Do smart kids make more friends? If others see their cleverness paying off, then yes — at least, that seems to be true for our primate cousins, ring-tailed lemurs (Lemur catta), report a team of Princeton University researchers.
“We were able to show clever lemurs — some of our earliest primate relatives — increasing their social centrality as the result of their problem-solving,” said Daniel Rubenstein, Princeton’s Class of 1877 Professor of Zoology and a professor of ecology and evolutionary biology and the senior author on the April 5 paper in the journal Current Biology.
“Our findings are highly significant because no other study has previously shown that the relationship between learning and social network position are feedback-based, such that learning influences network connections and position in addition to being influenced by it,” said Ipek Kulahci, the first author on the paper, who completed her Ph.D. at Princeton in 2014.
Previous research has shown that primates learn new skills more rapidly by observing others. This experiment showed that the flipside is true as well: lemurs with a new skill became more popular the more they practiced it.
The researchers had presented two free-ranging groups of the small primates with a new challenge: what to do with a single grape shut inside a Plexiglas box, accessible by a drawer. In each group of about 20 animals, the first lemur to pull open the drawer and retrieve the grape was a juvenile — a female in one group, a male in the other.
Several other lemurs observed the grape retrieval. Some of them went on to pull open the drawer themselves, while others never did. The researchers monitored which lemurs solved the problem and which did not, and focused on how the other animals treated the ones that had succeeded. They tracked “affiliative behaviors,” such as grooming, and compared those behaviors before and after lemurs learned to retrieve the grape.
Some “central” individuals had lots of connections, while others had fewer. A successful grape retrieval, the researchers discovered, increased the amount of positive attention a lemur would get.
“We found that lemurs who were frequently observed by others while solving the task to retrieve the food received more affiliative behaviors than they did before they learned,” said Kulahci, who is a postdoctoral researcher at University College Cork in Ireland.
“I was quite impressed that the frequently observed lemurs received more affiliative behaviors, such as grooming, without adjusting their own social behavior,” she said. “In most primate species, grooming tends to be mutual; it relies on reciprocity between the groomer and the individual being groomed. … So it is a pretty striking pattern that the frequently observed lemurs received lots of grooming without providing more grooming to others.”
In previous experiments, a food reward like a bunch of grapes could inspire others to approach the problem solver in hopes of poaching food, so these researchers chose to use a single grape to increase the odds that the same lemur that pulled open the drawer would also get to eat the treat. “This suggests that the frequently observed lemurs may have been perceived as successful individuals,” Kulahci said.
In the wild, successful animals learn about their environment and apply this knowledge to key behaviors such as finding food and avoiding predators. Forming connections with successful individuals by grooming or other bonding activities can provide increased opportunities for observing and learning from them. In this study, the lemurs that were more socially connected — those that initiated a lot of affiliative interactions — were also more likely to learn after observing, regardless of their age or sex, the researchers found.

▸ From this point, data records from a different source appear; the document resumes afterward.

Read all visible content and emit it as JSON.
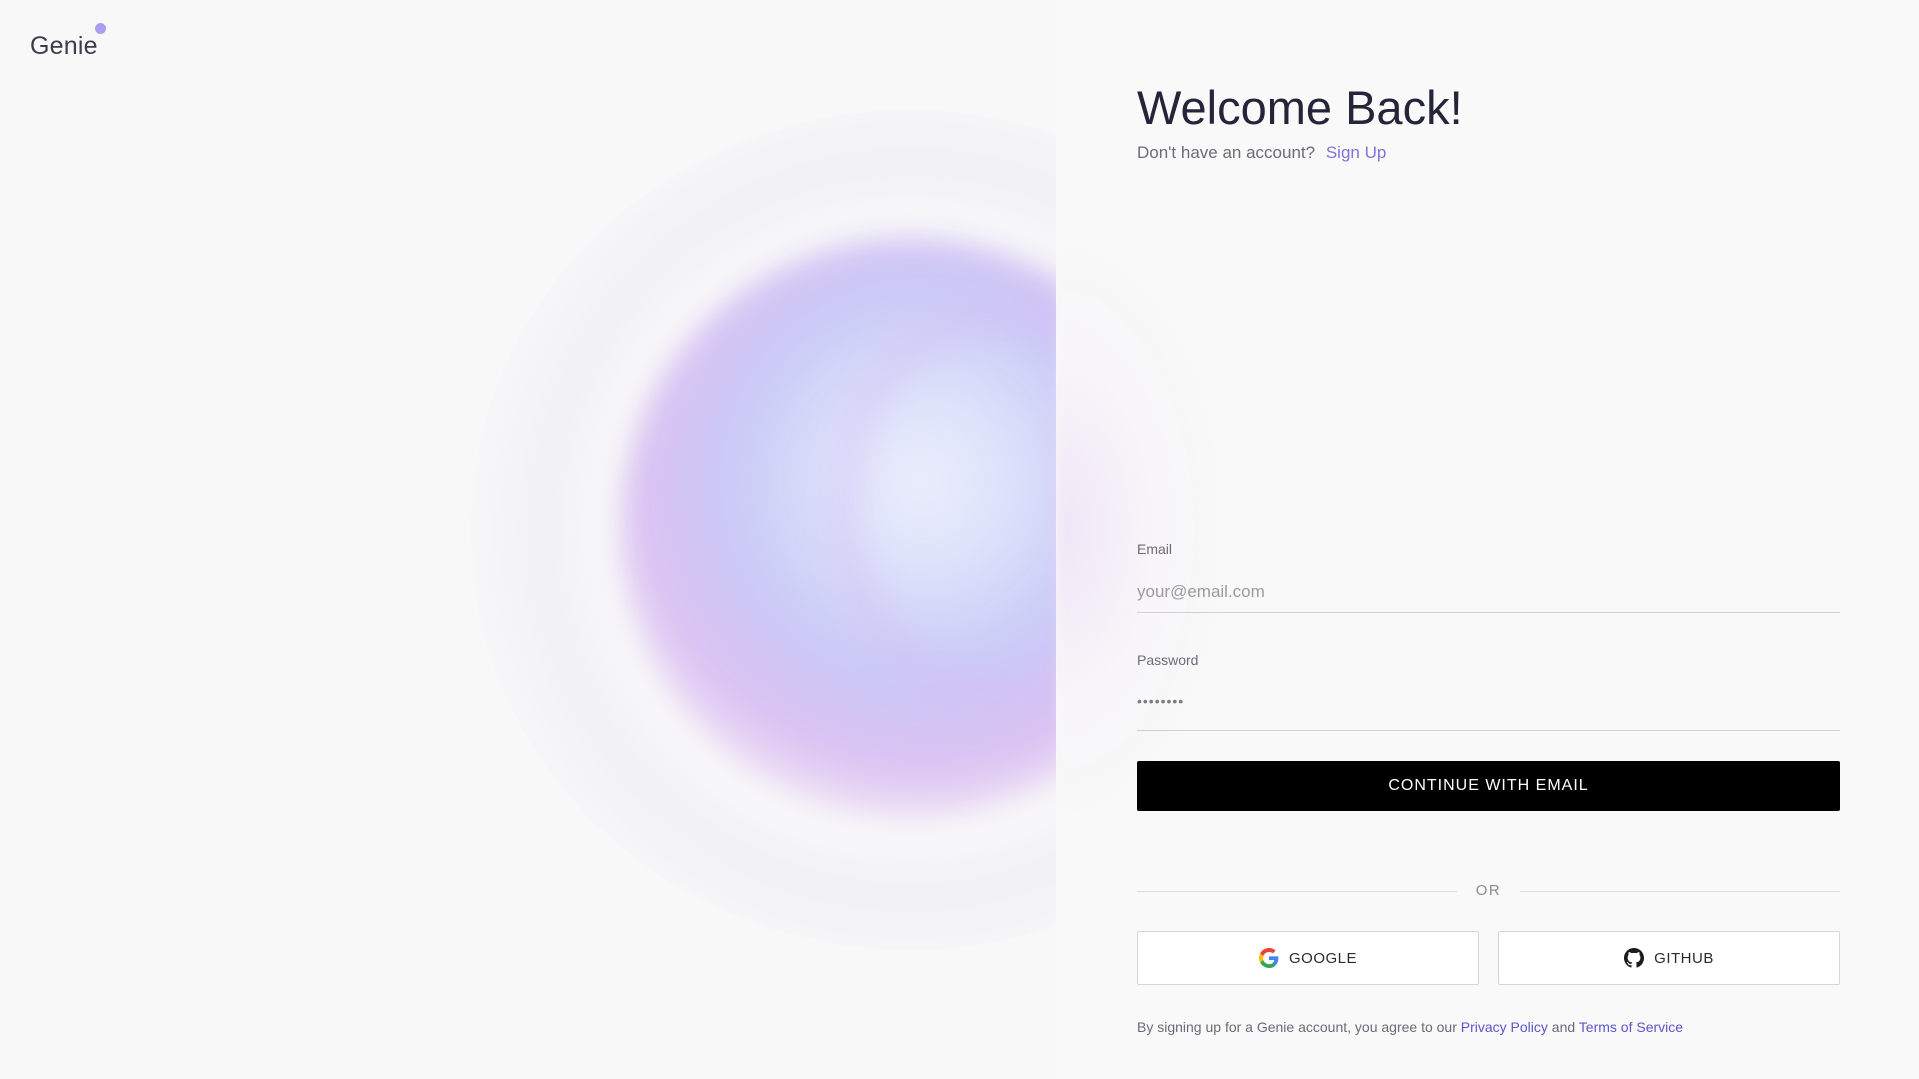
{
  "brand": {
    "name": "Genie",
    "accent_color": "#a99ff0"
  },
  "heading": {
    "title": "Welcome Back!",
    "prompt": "Don't have an account?",
    "signup_link": "Sign Up"
  },
  "form": {
    "email_label": "Email",
    "email_placeholder": "your@email.com",
    "password_label": "Password",
    "password_value": "••••••••",
    "submit_label": "CONTINUE WITH EMAIL"
  },
  "divider": {
    "label": "OR"
  },
  "social": {
    "google_label": "GOOGLE",
    "github_label": "GITHUB"
  },
  "legal": {
    "prefix": "By signing up for a Genie account, you agree to our",
    "privacy_link": "Privacy Policy",
    "conjunction": "and",
    "terms_link": "Terms of Service"
  },
  "colors": {
    "primary_button": "#000000",
    "link": "#7d74d6"
  }
}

“I am often asked … whether primates that innovate new skills become more popular,” said Lydia Hopper, the assistant director of the Lester E. Fisher Center for the Study and Conservation of Apes at Chicago’s Lincoln Park Zoo, who was not part of this research.
"This experiment ... provides some of the first evidence that this might be the case," Hopper said. "Even after the researchers removed the box, these ‘expert’ lemurs were groomed more regularly by other lemurs than before they had acquired the skill. These results provide a novel perspective on the interplay between social learning and social status.”
“This work shows that examining information transmission in real-life networks is a complex issue,” said Claudia Kasper, a guest researcher at the Department of Evolutionary Biology and Environmental Studies at the University of Zurich, who was not involved in this study. She said the study highlights the importance of distinguishing between “incoming” and “outgoing” ties in social networks. “Knowledgeable individuals did not increase the amount of outgoing ties, but their network position changed due to receiving more incoming ties,” noted Kasper.
“Animal behavior is far more rich and flexible than we generally tend to think,” said Kulahci. “Our study shows that animals learn not only about their physical environment, such as how to obtain food in a situation that they had never encountered before, but they also learn about each other and use this information to make flexible social decisions when forming social relationships.”
The paper, "Knowledgeable lemurs become more central in social networks" by Ipek Kulahci, Asif Ghazanfar and Daniel Rubenstein, was published April 5 in the journal Current Biology (doi: 10.1016/j.cub.2018.02.079). The research was supported by the Animal Behavior Society, the American Society of Mammalogists, the American Society of Primatologists, the Department of Ecology and Evolutionary Biology at Princeton University, and the European Research Council (Consolidator Grant 617509). All procedures were approved by the Institutional Animal Care and Use Committee at Princeton University.